Postby Hawk » Tue Jan 15, 2019 1:52 am

Uncle Jim is correct, it was long distance.
The Wilson's shot in National Target Tournaments sanctioned by National Archery Association which is now USA Archery.
They used the 120 cm (47"+) multi colored target with the 9"+ bullseye and the 80cm (31"+) target for 50 yards and under?
They shot a Double York Round & Double American Round in those days with ends of 6 arrows.
York Round
72 Arrows @ 100 Yards
48 Arrows @ 80 Yards
24 Arrows @ 60 Yards
American Round
30 Arrows @ 60 Yards
30 Arrows @ 50 Yards
30 Arrows @ 40 Yards
Shooting Double Rounds this was 288 total arrows in the York Rounds and 180 total arrows in the American.
In 1947, they had a record of 369 shooters, which slowly dropped as the National Field Archery Association and their style of tournaments took off after WWII.
An "unofficial" record was set in 47 when Jack Wilson placed 1st, Nephew Howard Wilson took 2nd. Brother Robert Wilson took 9th, and Brother Norman took 12th.
Never before or since did 4 family members place in the top 12.
For personal reasons, the family dropped out of competition after 1948, returning in 1957, probably shooting their Black Widow Bows.

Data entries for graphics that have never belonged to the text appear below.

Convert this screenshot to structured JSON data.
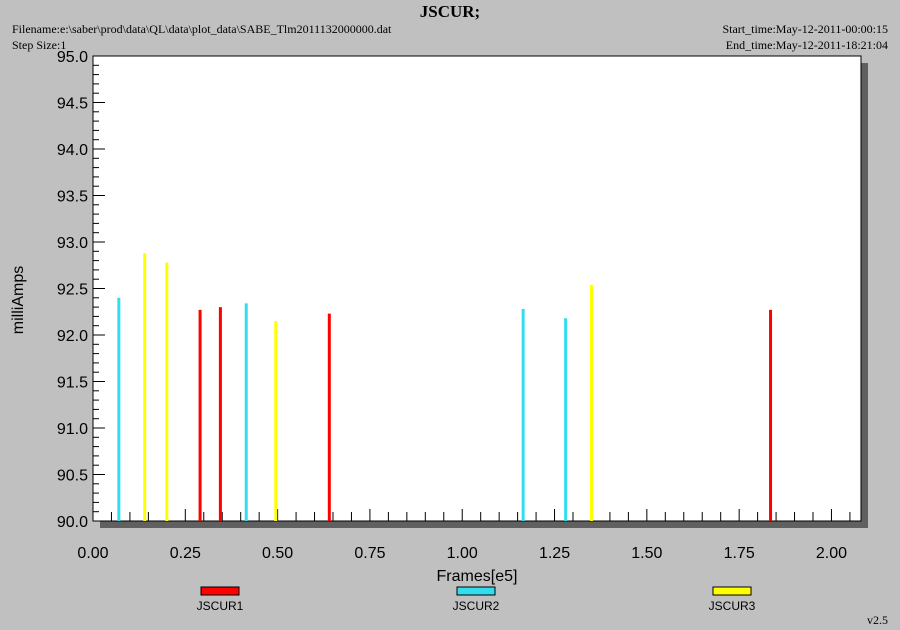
{
  "header": {
    "title": "JSCUR;",
    "filename": "Filename:e:\\saber\\prod\\data\\QL\\data\\plot_data\\SABE_Tlm2011132000000.dat",
    "step_size": "Step Size:1",
    "start_time": "Start_time:May-12-2011-00:00:15",
    "end_time": "End_time:May-12-2011-18:21:04"
  },
  "version": "v2.5",
  "colors": {
    "background": "#c0c0c0",
    "plot_bg": "#ffffff",
    "JSCUR1": "#ff0000",
    "JSCUR2": "#33ddee",
    "JSCUR3": "#ffff00"
  },
  "chart_data": {
    "type": "bar",
    "title": "JSCUR;",
    "xlabel": "Frames[e5]",
    "ylabel": "milliAmps",
    "xlim": [
      0.0,
      2.08
    ],
    "ylim": [
      90.0,
      95.0
    ],
    "x_ticks": [
      "0.00",
      "0.25",
      "0.50",
      "0.75",
      "1.00",
      "1.25",
      "1.50",
      "1.75",
      "2.00"
    ],
    "y_ticks": [
      "90.0",
      "90.5",
      "91.0",
      "91.5",
      "92.0",
      "92.5",
      "93.0",
      "93.5",
      "94.0",
      "94.5",
      "95.0"
    ],
    "legend_position": "bottom",
    "grid": false,
    "series": [
      {
        "name": "JSCUR1",
        "color": "#ff0000",
        "points": [
          {
            "x": 0.29,
            "y": 92.27
          },
          {
            "x": 0.345,
            "y": 92.3
          },
          {
            "x": 0.64,
            "y": 92.23
          },
          {
            "x": 1.835,
            "y": 92.27
          }
        ]
      },
      {
        "name": "JSCUR2",
        "color": "#33ddee",
        "points": [
          {
            "x": 0.07,
            "y": 92.4
          },
          {
            "x": 0.415,
            "y": 92.34
          },
          {
            "x": 1.165,
            "y": 92.28
          },
          {
            "x": 1.28,
            "y": 92.18
          }
        ]
      },
      {
        "name": "JSCUR3",
        "color": "#ffff00",
        "points": [
          {
            "x": 0.14,
            "y": 92.88
          },
          {
            "x": 0.2,
            "y": 92.78
          },
          {
            "x": 0.495,
            "y": 92.15
          },
          {
            "x": 1.35,
            "y": 92.54
          }
        ]
      }
    ]
  }
}
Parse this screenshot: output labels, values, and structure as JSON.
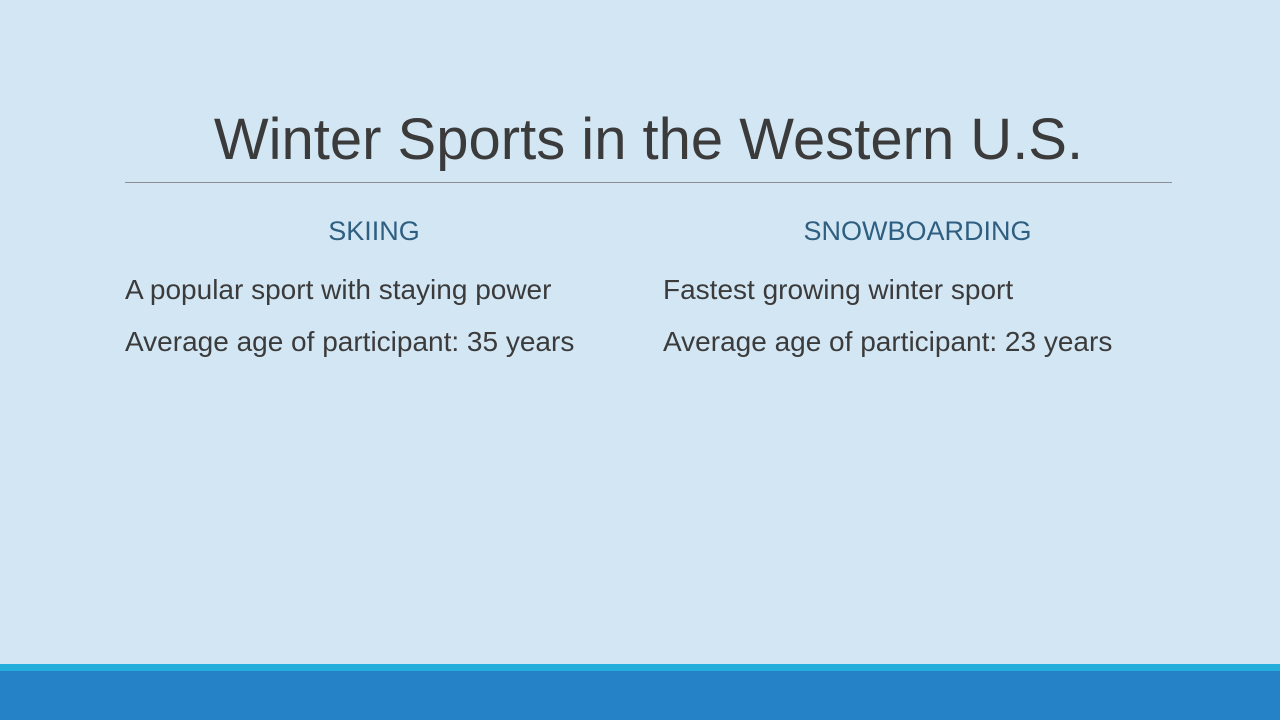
{
  "slide": {
    "title": "Winter Sports in the Western U.S.",
    "columns": [
      {
        "heading": "SKIING",
        "bullets": [
          "A popular sport with staying power",
          "Average age of participant: 35 years"
        ]
      },
      {
        "heading": "SNOWBOARDING",
        "bullets": [
          "Fastest growing winter sport",
          "Average age of participant: 23 years"
        ]
      }
    ]
  },
  "colors": {
    "background": "#d3e6f4",
    "title_text": "#3b3b3b",
    "heading_text": "#2f5f80",
    "band_accent": "#24aedc",
    "band_main": "#2682c7"
  }
}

In 1958 at the Midwest Target Championship, the 3 brothers, Jack, Robert, Norman swept the top 3. Something never done before.
I assume this style of low anchor was used with a point of aim method for these longer distances.
Looking through the records, they placed in the top ten off and on through the next few years until this type of open tournaments became more regionalized with only the top % of shooters going to the national tournament.
Today, the Olympic games uses a scoring similar to this to establish ranking, but shoot in head to head shoot offs at a mere 70 meters or about 77 yards in the medal round.
Today it's done with all the bells and whistles as well.